Mi intención no es emitir un juicio sobre lo ocurrido en este caso. Sin embargo, me pongo a pensar en todo el condicionamiento que las experiencias de acoso en mi vida me ha dado. Haber experimentado todo lo relatado arriba durante 19 años de vida, una vida que en muchos aspectos ha sido privilegiada, es entrenamiento suficiente para poder diferenciar la cortesía del acoso. Hasta el momento, no conozco ninguna mujer que no haya experimentado el acoso en su vida, desde mi mamá hasta mis conocidas más lejanas. Y entre mujeres hablamos sobre ese tema: nos compartimos cómo reaccionamos, cómo podemos defendernos, cómo nos hemos sentido.
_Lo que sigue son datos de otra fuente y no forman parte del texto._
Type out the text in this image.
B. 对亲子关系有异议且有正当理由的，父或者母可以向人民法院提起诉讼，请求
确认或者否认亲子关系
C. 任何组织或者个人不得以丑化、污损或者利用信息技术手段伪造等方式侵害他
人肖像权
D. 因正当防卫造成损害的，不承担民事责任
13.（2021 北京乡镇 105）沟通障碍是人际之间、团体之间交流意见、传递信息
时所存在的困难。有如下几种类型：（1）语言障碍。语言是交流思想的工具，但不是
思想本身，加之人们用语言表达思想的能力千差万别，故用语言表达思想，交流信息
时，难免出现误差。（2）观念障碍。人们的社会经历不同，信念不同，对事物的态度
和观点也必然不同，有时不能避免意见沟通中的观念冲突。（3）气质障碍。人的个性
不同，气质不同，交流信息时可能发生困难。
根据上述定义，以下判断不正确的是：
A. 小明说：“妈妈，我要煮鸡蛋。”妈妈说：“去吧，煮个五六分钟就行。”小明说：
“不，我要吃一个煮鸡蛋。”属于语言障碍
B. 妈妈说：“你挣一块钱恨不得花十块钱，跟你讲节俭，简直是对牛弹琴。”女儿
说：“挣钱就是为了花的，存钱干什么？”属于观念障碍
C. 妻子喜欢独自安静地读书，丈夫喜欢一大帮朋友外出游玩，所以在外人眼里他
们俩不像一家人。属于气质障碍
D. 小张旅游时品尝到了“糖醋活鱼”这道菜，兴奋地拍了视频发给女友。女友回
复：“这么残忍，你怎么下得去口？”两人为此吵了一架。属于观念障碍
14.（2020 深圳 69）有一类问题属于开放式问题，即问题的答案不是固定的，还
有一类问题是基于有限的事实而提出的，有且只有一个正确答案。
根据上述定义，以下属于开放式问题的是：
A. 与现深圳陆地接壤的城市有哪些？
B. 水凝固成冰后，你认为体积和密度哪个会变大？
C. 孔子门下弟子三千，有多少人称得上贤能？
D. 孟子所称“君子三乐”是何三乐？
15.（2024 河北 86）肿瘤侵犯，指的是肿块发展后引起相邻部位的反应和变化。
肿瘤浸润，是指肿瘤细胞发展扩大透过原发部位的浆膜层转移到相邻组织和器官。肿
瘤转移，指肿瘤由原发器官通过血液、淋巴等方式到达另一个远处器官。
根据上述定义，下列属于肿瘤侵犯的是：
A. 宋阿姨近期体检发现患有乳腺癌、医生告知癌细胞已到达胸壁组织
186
Sin embargo, cuando el tema llega a la generalidad es cuando comienza el descrédito, la simplificación, la defensa a priori del que agrede, aún sin tener toda la información del caso, y luego incluso teniéndola.

¿En serio creen que después de vivir toda una vida siendo bombardeadas por experiencias y ejemplos de acoso las mujeres no vamos a saber diferenciar un saludo cortés de uno con segunda intención? ¿Por qué siempre somos las mujeres las que nos encontramos en una posición de ilegitimidad al contar aquello que es, en su mayoría, algo que nos afecta a nosotras? Sinceramente, a la luz de todo aquello que mis conocidas, amigas, familiares y yo hemos tenido que vivir durante años y años en silencio, sin solidaridad alguna de esos hombres en nuestras vidas, me parece absurdo que desde la comodidad del privilegio se justifique, directa o indirectamente, el acoso. Es lamentable constatar que en efecto la mujer sigue siendo, en nuestra sociedad, ese «otro» que parece no tener derecho a vivir y caminar en paz y a aceptar y rechazar según su voluntad las interacciones que desee. Es en este tiempo donde la empatía debería aflorar para intentar comprender esas experiencias ajenas, en lugar de pretender que no existen y de juzgar a quien habla de ellas.